Baban Shinde and PW6 Dr. Sanket Mehta and PW9 Dr. Rajesh Dere and/or opinion given by them and so also the evidence of concerned witnesses related with the articles seized from the spot, we do not propose to indulge in making threadbare unnecessary dilation about the said evidence. 23. At the cost of reiteration, we say that as only the circumstances duly established can be taken into consideration for ascertaining whether the said circumstances within themselves form a formidable chain leading to the sole inference of the guilt of culprit consistent with the hypothesis of his guilt to the exclusion of every other hypothesis of himself being not guilty and by applying the said test, we find that out of seven circumstances relied by the trial court the prosecution having failed to establish the vital circumstance Nos.3, 4 and 5 and remaining circumstance Nos.1, 2, 6 and 7 within themselves being incapable of reaching to the sole inference of the guilt of the appellant, we find the finding of a guilt of the appellant arrived by the trial Court is not legally sustainable, the same will deserve to be quashed and set aside.
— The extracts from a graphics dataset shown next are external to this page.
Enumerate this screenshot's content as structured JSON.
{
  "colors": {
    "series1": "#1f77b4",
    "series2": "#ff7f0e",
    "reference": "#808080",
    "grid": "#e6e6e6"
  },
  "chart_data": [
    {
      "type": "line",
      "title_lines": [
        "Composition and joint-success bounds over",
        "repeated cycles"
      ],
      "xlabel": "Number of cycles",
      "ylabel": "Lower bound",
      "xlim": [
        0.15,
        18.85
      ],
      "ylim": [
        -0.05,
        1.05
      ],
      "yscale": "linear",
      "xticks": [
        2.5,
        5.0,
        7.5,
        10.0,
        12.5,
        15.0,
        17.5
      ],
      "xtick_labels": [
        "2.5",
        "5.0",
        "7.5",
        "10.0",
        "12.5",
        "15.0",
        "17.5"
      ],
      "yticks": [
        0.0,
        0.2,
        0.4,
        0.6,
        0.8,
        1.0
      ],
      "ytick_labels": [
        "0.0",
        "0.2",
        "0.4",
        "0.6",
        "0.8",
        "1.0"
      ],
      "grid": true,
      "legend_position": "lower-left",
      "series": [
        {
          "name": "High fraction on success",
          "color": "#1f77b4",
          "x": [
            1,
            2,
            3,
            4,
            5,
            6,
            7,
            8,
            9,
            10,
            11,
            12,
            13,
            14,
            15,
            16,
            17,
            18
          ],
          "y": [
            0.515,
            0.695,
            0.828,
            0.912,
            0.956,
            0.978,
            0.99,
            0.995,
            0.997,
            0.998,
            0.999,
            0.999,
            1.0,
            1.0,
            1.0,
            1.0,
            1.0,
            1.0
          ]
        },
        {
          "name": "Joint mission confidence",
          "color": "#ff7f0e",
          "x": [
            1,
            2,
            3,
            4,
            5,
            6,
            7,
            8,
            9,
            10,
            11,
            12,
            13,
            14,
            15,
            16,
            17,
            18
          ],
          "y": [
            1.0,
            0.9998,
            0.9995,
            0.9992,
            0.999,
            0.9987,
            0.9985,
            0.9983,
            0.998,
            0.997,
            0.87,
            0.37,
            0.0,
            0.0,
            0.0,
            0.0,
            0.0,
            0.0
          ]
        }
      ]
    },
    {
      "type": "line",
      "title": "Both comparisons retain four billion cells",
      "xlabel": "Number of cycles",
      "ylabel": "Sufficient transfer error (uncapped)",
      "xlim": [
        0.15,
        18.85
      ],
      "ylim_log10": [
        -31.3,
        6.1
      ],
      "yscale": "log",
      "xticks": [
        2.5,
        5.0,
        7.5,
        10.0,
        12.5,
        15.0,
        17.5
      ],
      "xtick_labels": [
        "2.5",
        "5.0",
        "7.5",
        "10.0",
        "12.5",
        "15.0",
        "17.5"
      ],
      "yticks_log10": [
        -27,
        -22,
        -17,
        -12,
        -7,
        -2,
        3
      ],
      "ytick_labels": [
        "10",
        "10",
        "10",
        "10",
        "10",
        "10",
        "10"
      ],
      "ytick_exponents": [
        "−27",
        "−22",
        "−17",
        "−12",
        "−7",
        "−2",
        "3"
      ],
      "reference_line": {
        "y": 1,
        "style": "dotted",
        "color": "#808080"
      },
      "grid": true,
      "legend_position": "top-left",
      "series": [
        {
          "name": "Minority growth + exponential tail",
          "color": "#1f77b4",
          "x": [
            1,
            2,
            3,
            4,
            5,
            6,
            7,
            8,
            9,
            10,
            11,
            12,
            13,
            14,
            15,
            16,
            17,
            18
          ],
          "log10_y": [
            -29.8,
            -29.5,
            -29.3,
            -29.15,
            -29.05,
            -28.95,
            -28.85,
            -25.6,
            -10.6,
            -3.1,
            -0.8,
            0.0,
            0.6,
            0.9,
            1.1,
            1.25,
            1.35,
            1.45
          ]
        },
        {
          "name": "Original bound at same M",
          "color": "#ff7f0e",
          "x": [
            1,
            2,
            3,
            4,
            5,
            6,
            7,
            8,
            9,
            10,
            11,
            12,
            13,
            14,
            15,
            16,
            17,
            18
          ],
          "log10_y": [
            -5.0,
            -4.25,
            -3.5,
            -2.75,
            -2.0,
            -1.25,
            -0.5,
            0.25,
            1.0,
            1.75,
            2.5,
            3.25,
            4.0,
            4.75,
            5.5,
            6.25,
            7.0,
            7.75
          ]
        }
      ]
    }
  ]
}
We are of such a considered opinion as the established circumstances fail to reasonably exclude the hypothesis suggested by the appellant of the victims being assaulted by unknown persons in his absence when he had been for answering the call of nature. 24. Resultantly, we quash and set aside the judgment and order of conviction and sentence passed by the trial Court by allowing the appeal preferred by him and acquit him from the charges framed against him. The appellant be set at liberty, if not required to be detained in connection with any other case. The fine amount, if any, paid be refunded to him. 25. The copy of the judgment be forwarded to the appellant through the Superintendent of Prison at which he is lodged. 26. We appreciate the pain staking efforts made by the learned appointed advocate in arguing the matter and quantify his fees at Rs.2200/-. Appeal allowed.